Human Trust in AI Search: A Large-Scale Experiment
Source: https://www.semanticscholar.org/paper/1c62d4f8f028874e8c8e21e3e7340f3ad3a7f927 ↗
Aral and Li treat the generative search interface not as a neutral conduit but as an architecture that actively shapes the epistemic dispositions of its users — a framing that connects squarely to the library's concern with how technology redesigns attention and judgment.
The causal finding that hallucinated citations increase trust while explicit uncertainty signals suppress it inverts naive assumptions about transparency: making AI limitations visible does not straightforwardly improve decisions.
This is a preregistered randomized experiment at real scale — 12,000 queries, seven countries, a U.S.-representative sample — which gives the mechanism claims unusual empirical standing.
For product directors, the deeper implication is that interface choices (reference links, confidence markers, social feedback) are policy decisions about which populations bear the epistemic risk of AI error, and the differential vulnerability by education and demographics makes this a governance question as much as a design one.
Central argument
Li and Aral demonstrate experimentally that generative AI search interfaces systematically distort user epistemic calibration in counterintuitive ways: hallucinated citations increase user trust in AI responses, while explicit uncertainty signals — the transparency mechanisms designers typically reach for — actually suppress trust without improving decision accuracy. Running a preregistered RCT across 12,000 queries and seven countries, they show that interface elements like reference links and confidence markers function not as neutral information but as trust levers whose effects vary significantly by user education and demographics, meaning the architecture of AI search redistributes epistemic risk unevenly across populations.
Critique
The experimental setting — users querying a purpose-built generative search interface under study conditions — may not capture the habituated, low-attention behavior that characterizes routine search use, where trust heuristics are even more automatic and less amenable to design nudges. More fundamentally, the finding that uncertainty signals suppress trust is measured against trust in the AI response, but the study may not fully disentangle whether suppressed trust leads users toward better external verification or simply toward inaction and disengagement — a distinction that matters enormously for evaluating whether transparency interventions are net harmful or merely incomplete.

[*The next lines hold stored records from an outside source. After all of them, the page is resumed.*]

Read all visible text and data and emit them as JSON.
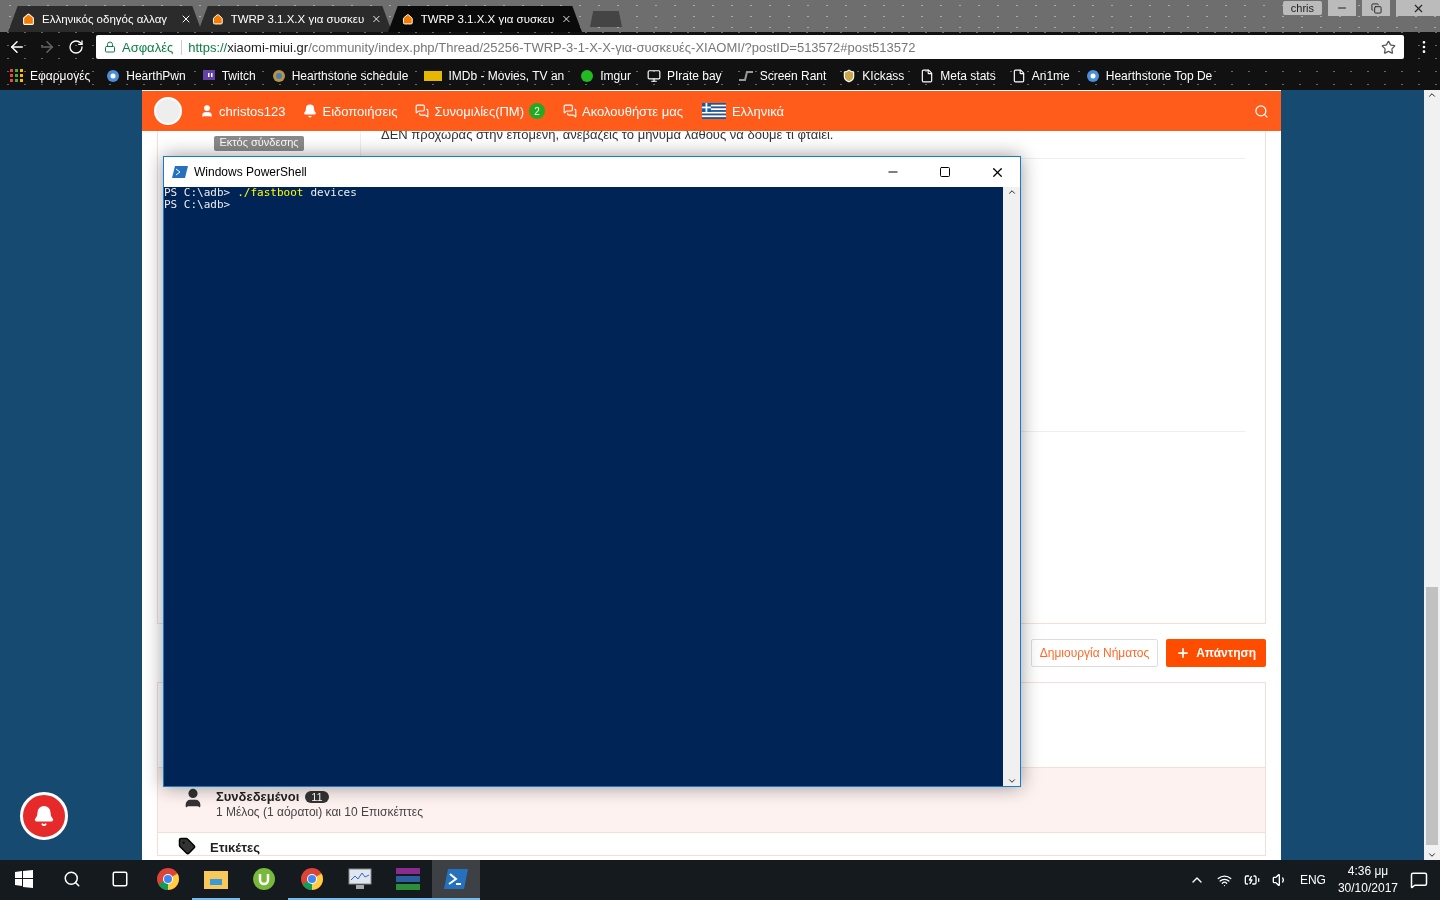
{
  "browser": {
    "profile": "chris",
    "tabs": [
      {
        "title": "Ελληνικός οδηγός αλλαγ",
        "selected": false
      },
      {
        "title": "TWRP 3.1.X.X για συσκευ",
        "selected": false
      },
      {
        "title": "TWRP 3.1.X.X για συσκευ",
        "selected": true
      }
    ],
    "address": {
      "secure_label": "Ασφαλές",
      "scheme": "https://",
      "host": "xiaomi-miui.gr",
      "path": "/community/index.php/Thread/25256-TWRP-3-1-X-X-για-συσκευές-XIAOMI/?postID=513572#post513572"
    },
    "bookmarks": [
      {
        "label": "Εφαρμογές",
        "kind": "apps"
      },
      {
        "label": "HearthPwn",
        "kind": "swirl"
      },
      {
        "label": "Twitch",
        "kind": "twitch"
      },
      {
        "label": "Hearthstone schedule",
        "kind": "gear"
      },
      {
        "label": "IMDb - Movies, TV an",
        "kind": "imdb"
      },
      {
        "label": "Imgur",
        "kind": "dot"
      },
      {
        "label": "PIrate bay",
        "kind": "monitor"
      },
      {
        "label": "Screen Rant",
        "kind": "sr"
      },
      {
        "label": "KIckass",
        "kind": "shield"
      },
      {
        "label": "Meta stats",
        "kind": "page"
      },
      {
        "label": "An1me",
        "kind": "page"
      },
      {
        "label": "Hearthstone Top De",
        "kind": "swirl"
      }
    ]
  },
  "site": {
    "nav": [
      {
        "label": "christos123",
        "kind": "user"
      },
      {
        "label": "Ειδοποιήσεις",
        "kind": "bell"
      },
      {
        "label": "Συνομιλίες(ΠΜ)",
        "kind": "chat",
        "badge": "2"
      },
      {
        "label": "Ακολουθήστε μας",
        "kind": "chat"
      },
      {
        "label": "Ελληνικά",
        "kind": "flag"
      }
    ],
    "author_status": "Εκτός σύνδεσης",
    "post_lines": [
      "ΔΕΝ προχωράς στην επόμενη, ανεβάζεις το μήνυμα λάθους να δούμε τι φταίει."
    ],
    "buttons": [
      {
        "label": "Δημιουργία Νήματος",
        "kind": "outline"
      },
      {
        "label": "Απάντηση",
        "kind": "primary"
      }
    ],
    "online": {
      "title": "Συνδεδεμένοι",
      "count": "11",
      "summary": "1 Μέλος (1 αόρατοι) και 10 Επισκέπτες"
    },
    "tags_title": "Ετικέτες"
  },
  "powershell": {
    "title": "Windows PowerShell",
    "lines": [
      {
        "prompt": "PS C:\\adb>",
        "command": "./fastboot",
        "args": "devices"
      },
      {
        "prompt": "PS C:\\adb>"
      }
    ]
  },
  "taskbar": {
    "apps": [
      {
        "kind": "chrome",
        "running": false,
        "selected": false
      },
      {
        "kind": "explorer",
        "running": true,
        "selected": false
      },
      {
        "kind": "utorrent",
        "running": false,
        "selected": false
      },
      {
        "kind": "chrome",
        "running": true,
        "selected": false
      },
      {
        "kind": "monitor",
        "running": true,
        "selected": false
      },
      {
        "kind": "winrar",
        "running": true,
        "selected": false
      },
      {
        "kind": "powershell",
        "running": true,
        "selected": true
      }
    ],
    "language": "ENG",
    "time": "4:36 μμ",
    "date": "30/10/2017"
  }
}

Why it matters for product
For a CPO, the core implication is that standard design moves — adding citations, surfacing confidence scores, showing sources — cannot be treated as responsible-AI defaults without empirical validation, because they may actively degrade decision quality for the users least equipped to compensate. The demographic heterogeneity in vulnerability also reframes what a product metrics dashboard should track: if aggregate trust or satisfaction scores mask that lower-education user segments bear disproportionate exposure to hallucination harm, then those metrics are concealing a governance liability, not measuring product health.